Storage::put('reports/file.pdf', $pdfBinary, storage: 'public');

the browser URL becomes:

https://myxa.localhost/storage/reports/file.pdf

Important:

  • use /storage/...
  • do not use /public/storage/...

storage:link is idempotent when the correct public symlink already exists.

Uploads

The simplest path is Request::file(...)->store(...):

use Myxa\Support\Facades\Request;

$stored = Request::file('document')->store('documents/report.pdf');

A controller version:

use Myxa\Http\Request;

final class DocumentController
{
    public function store(Request $request): array
    {
        $document = $request->file('document');
        $stored = $document->store('documents/' . $document->name());

        return ['location' => $stored->location()];
    }
}

Storage::upload() is handy when you want the storage facade to handle the upload directly:

use Myxa\Support\Facades\Request;
use Myxa\Support\Facades\Storage;

$stored = Storage::upload(
    Request::file('document'),
    'documents',
    ['allowed_extensions' => ['pdf']],
    'public',
);

If you need the original PHP upload payload instead of the normalized UploadedFile, use Request::rawFile():

$rawDocument = Request::rawFile('document');

For multi-file uploads, loop over Request::file('documents', []) and store each UploadedFile individually:

use Myxa\Http\Request;

final class ArchiveController
{
    public function store(Request $request): array
    {
        $locations = [];

        foreach ($request->file('documents', []) as $document) {
            if (!$document->isValid()) {
                continue;
            }

            $locations[] = $document->store(
                'archives/' . $document->name(),
                storage: 'public',
            )->location();
        }

        return ['documents' => $locations];
    }
}

S3-Compatible Storage

The s3 disk uses S3-compatible object storage.

Environment variables:

AWS_ACCESS_KEY_ID=
AWS_SECRET_ACCESS_KEY=
AWS_DEFAULT_REGION=us-east-1
AWS_BUCKET=
AWS_ENDPOINT=
AWS_SESSION_TOKEN=
AWS_USE_PATH_STYLE_ENDPOINT=false

AWS_ENDPOINT and AWS_USE_PATH_STYLE_ENDPOINT=true are useful for MinIO or other S3-compatible local/dev services.

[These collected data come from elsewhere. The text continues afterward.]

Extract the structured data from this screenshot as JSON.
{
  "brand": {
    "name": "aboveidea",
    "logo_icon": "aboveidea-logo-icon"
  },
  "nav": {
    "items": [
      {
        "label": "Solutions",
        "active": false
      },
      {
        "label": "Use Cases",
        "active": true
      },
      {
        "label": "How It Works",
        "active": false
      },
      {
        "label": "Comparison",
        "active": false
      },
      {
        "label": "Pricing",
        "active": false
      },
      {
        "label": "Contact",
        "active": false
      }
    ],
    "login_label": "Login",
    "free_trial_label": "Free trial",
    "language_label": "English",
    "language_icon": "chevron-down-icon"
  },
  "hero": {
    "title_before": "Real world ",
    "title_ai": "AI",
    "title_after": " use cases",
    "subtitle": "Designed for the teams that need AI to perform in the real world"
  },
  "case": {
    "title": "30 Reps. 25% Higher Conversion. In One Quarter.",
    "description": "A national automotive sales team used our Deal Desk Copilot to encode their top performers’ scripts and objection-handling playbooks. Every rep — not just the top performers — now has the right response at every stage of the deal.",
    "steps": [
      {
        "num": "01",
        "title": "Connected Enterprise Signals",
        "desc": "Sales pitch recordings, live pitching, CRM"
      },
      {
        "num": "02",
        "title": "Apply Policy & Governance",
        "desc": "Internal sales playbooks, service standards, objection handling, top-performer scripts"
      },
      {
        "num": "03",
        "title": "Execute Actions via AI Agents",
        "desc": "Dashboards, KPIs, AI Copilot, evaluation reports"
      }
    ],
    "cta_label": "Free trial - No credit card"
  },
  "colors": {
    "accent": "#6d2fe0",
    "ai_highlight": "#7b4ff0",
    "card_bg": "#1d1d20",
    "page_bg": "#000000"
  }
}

For scalable apps, a common S3 pattern is one s3 disk plus the same App\Storage\StorageArea helper to build public/private object key prefixes:

use App\Storage\StorageArea;
use Myxa\Support\Facades\Storage;

Storage::put(StorageArea::PublicArea->path('avatars/jane.jpg'), $contents, storage: 's3');
Storage::put(StorageArea::PrivateArea->path('reports/invoice-42.pdf'), $contents, storage: 's3');

That resolves to object keys like:

  • public/avatars/jane.jpg
  • private/reports/invoice-42.pdf

Database Storage

The db disk uses the framework database-backed storage driver.

That is useful when:

  • you want files inside the database
  • you need DB-controlled storage metadata

It is usually not the first choice for large public assets.

Notes

  • Storage::put(...) without a disk uses the default disk from config/storage.php.
  • Storage::put(..., storage: 'public') is the usual way to create browser-downloadable files.
  • Use local/public disks for one-node apps and S3-compatible storage for shared multi-node file storage.